With the markets exiting the third quarter the European markets have had a remarkable recovery from the mid quarter slump with things turning up for continental stocks going into the end of September.
This came as the FTSE 100 saw initial gains which evaporated and turned the index negative.
The FTSE underperformed both France and Germany.
Looking ahead to next week, Jeremy Naylor looks at the midweek release of the UK Chartered Institute of Purchasing Manager’s service data. The service sector being the largest part of the UK economy. The markets are looking for a reading 53.2, no change on the previous month.
Elsewhere, coming out of the weekend, early on in the Japanese day there’s the Tanken survey.
It’s an economic survey of Japanese business issued by the central Bank of Japan, which it then uses to formulate monetary policy. The report is released four times a year in April, July, October and mid-December.
Economists are looking for a single point increase to 18. The significance of this is that a reading of 18 would be the highest reading since the beginning of 2014.
On Tuesday we have the Australian interest rate decision. Recent commentary from reserve Bank of Australia governor Philip Lowe said that it would be reasonable to assume that the “next rate move will be up rather than down”. Will it come this week? Certainly the markets are not expecting it and, like all other central bank governors, Mr Lowe won’t want to surprise the markets and there’s been no hint that it will come this week. Assuming rates remain at 1.5%, it’s really just a question of identifying any new hawkish language.
But the big number… or numbers to watch are the US jobless data.

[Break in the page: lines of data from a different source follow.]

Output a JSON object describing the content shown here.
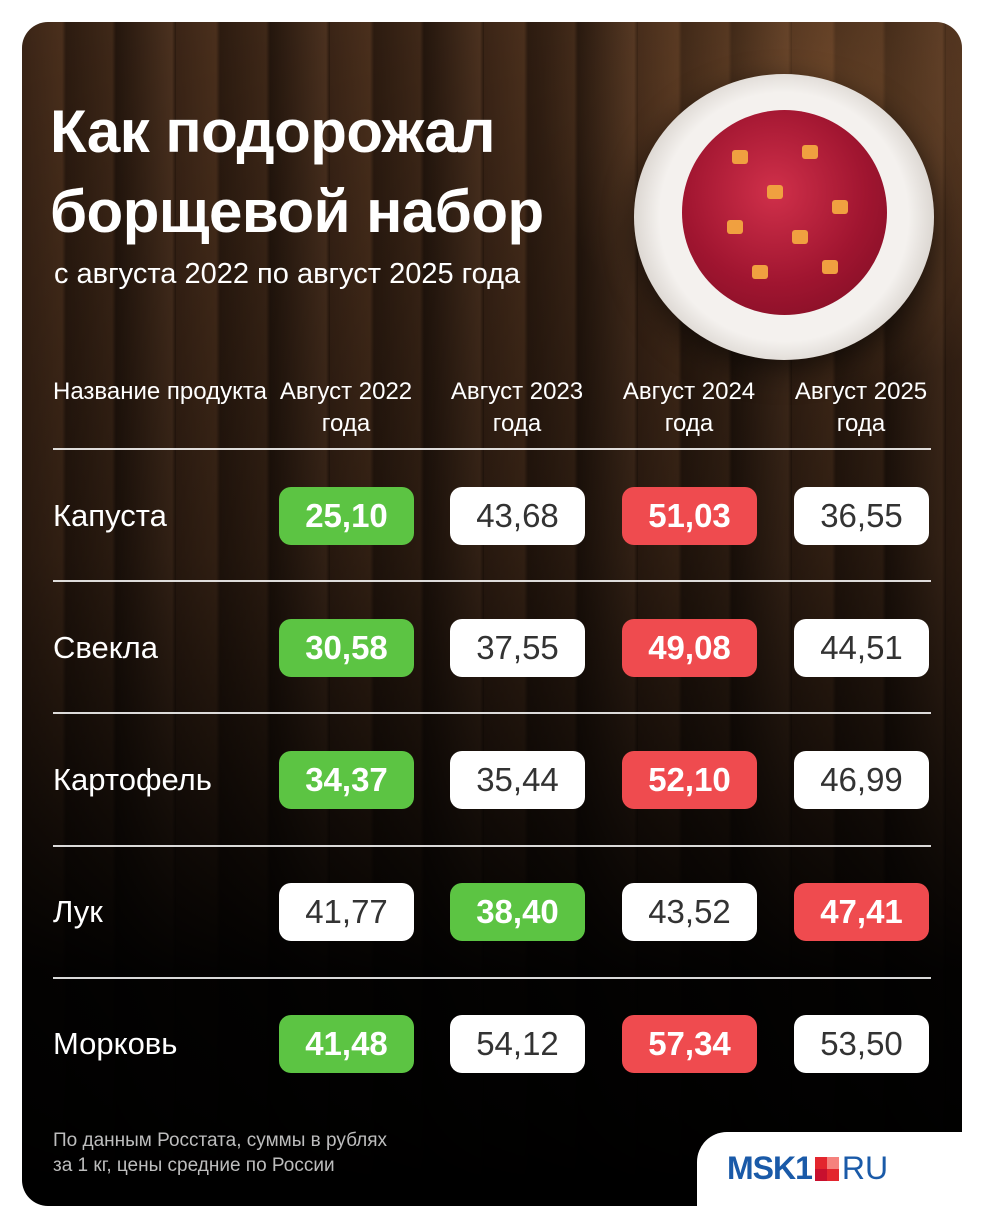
{
  "title_line1": "Как подорожал",
  "title_line2": "борщевой набор",
  "subtitle": "с августа 2022 по август 2025 года",
  "chart_data": {
    "type": "table",
    "columns": [
      "Название продукта",
      "Август 2022 года",
      "Август 2023 года",
      "Август 2024 года",
      "Август 2025 года"
    ],
    "rows": [
      {
        "product": "Капуста",
        "values": [
          "25,10",
          "43,68",
          "51,03",
          "36,55"
        ],
        "highlight": [
          "min",
          "normal",
          "max",
          "normal"
        ]
      },
      {
        "product": "Свекла",
        "values": [
          "30,58",
          "37,55",
          "49,08",
          "44,51"
        ],
        "highlight": [
          "min",
          "normal",
          "max",
          "normal"
        ]
      },
      {
        "product": "Картофель",
        "values": [
          "34,37",
          "35,44",
          "52,10",
          "46,99"
        ],
        "highlight": [
          "min",
          "normal",
          "max",
          "normal"
        ]
      },
      {
        "product": "Лук",
        "values": [
          "41,77",
          "38,40",
          "43,52",
          "47,41"
        ],
        "highlight": [
          "normal",
          "min",
          "normal",
          "max"
        ]
      },
      {
        "product": "Морковь",
        "values": [
          "41,48",
          "54,12",
          "57,34",
          "53,50"
        ],
        "highlight": [
          "min",
          "normal",
          "max",
          "normal"
        ]
      }
    ],
    "colors": {
      "min": "#5cc443",
      "max": "#ef4b4f",
      "normal": "#ffffff"
    }
  },
  "footnote_line1": "По данным Росстата, суммы в рублях",
  "footnote_line2": "за 1 кг, цены средние по России",
  "logo": "MSK1.RU",
  "logo_left": "MSK1",
  "logo_right": "RU"
}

First up, on Wednesday is the ADP private payrolls figure. After last month’s larger than forecast 237,000, the hurricanes, that badly affected the southern United States, are forecast to have pushed this number down to 172,000.
Will that give rise to steer Friday’s government number on non-farm payrolls?
It certainly did not last month. While the ADP over shot, the NFP number was very subdued at 156,000. The big question is whether the recent spate of hurricane weather will have made an impact?